Parmi les changements, le plus marquant est l’apparition de plusieurs personnages aux caractéristiques complémentaires. Il faut utiliser celui dont les aptitudes sont
les plus appropriées au challenge à relever. Mario pourra voler, Luigi courir sur l’eau, et Yoshi cracher des flammes par exemple. Le design est réussi, et les
évolutions que le jeu a avec Mario 64 ne sont pas source de mauvaises surprises. Changer de personnage, si celui que l’on dirige se révèle inapproprié se fera en
dénichant une casquette, une par héros, et en la mettant. Très vite, on se prend à la folie de vouloir ramasser absolument toutes les étoiles, et l’on revient
inlassablement dans les tableaux jusqu’à ce que tous les challenges soient relevés. De ce point de vue, ce n’est pas une mince affaire, car des 120 étoiles de la
version originale, nous sommes passés à 150 ! Enfin, en plus du mode aventure, une série de 8 mini-jeux est disponible dès le démarrage, des dizaines sont à
débloquer. Inégaux, mais hypnotiques, on passe des heures entières à chercher un personnage ou effeuiller une marguerite.
L' écran tactile sert à afficher une carte du niveau et à indiquer où se situent les étoiles restantes à collecter. L' écran tactile permet également, via le stylet, de
remplacer la croix directionnelle pendant que les boutons de la console serviront aux diverses actions, sauts, coups, .... La prise en main n' est pas immédiate mais
devient vite instinctive avec le temps.
Pour conclure, Nintendo sait tirer profit de la puissance de la Nintendo DS, une puissance comparable à celle de la Nintendo 64, en sortant une version de Mario
réussie, par son gameplay, sa richesse, ...; et Nintendo a même ajouté des extras, pour rajouter du fun au jeu.
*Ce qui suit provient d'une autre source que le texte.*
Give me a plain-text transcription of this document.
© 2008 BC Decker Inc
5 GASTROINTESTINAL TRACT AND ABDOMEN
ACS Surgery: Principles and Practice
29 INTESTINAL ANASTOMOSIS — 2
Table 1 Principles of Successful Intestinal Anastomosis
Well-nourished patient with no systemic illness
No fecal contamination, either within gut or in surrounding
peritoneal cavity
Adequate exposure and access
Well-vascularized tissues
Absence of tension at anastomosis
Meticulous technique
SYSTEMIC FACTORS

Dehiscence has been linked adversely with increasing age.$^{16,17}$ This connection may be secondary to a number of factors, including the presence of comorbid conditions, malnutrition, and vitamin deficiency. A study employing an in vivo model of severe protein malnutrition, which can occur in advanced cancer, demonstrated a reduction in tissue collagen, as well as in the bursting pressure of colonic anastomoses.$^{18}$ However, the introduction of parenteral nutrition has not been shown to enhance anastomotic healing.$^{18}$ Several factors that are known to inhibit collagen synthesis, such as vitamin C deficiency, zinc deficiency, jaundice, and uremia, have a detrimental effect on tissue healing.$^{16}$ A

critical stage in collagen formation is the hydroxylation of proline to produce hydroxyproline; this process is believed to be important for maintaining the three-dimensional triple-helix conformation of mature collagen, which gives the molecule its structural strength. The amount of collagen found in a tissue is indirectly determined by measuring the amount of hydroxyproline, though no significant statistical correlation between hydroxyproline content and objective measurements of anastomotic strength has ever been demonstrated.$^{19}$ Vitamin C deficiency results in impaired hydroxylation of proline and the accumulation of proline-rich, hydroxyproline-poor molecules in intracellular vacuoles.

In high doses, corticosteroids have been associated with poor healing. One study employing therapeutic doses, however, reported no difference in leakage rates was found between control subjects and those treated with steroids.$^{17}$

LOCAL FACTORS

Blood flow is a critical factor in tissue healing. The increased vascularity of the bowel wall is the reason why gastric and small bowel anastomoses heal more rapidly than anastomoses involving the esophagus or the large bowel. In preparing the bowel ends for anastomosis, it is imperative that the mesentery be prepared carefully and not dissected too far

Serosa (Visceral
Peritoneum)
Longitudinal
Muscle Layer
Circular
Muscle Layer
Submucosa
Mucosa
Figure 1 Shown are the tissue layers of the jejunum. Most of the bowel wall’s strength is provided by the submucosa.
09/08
Après avoir exploité stylet et écran tactile, Nintendo
n'oublie pas le multijoueur. Mario 64 DS comprend donc quelques mini-jeux jouables à 4, sans câble et avec une seule cartouche, les données se trouvant partagées
par les DS. Par contre, et c' est dommage, bien qu'amusants un temps, les mini-jeux deviennent lassants.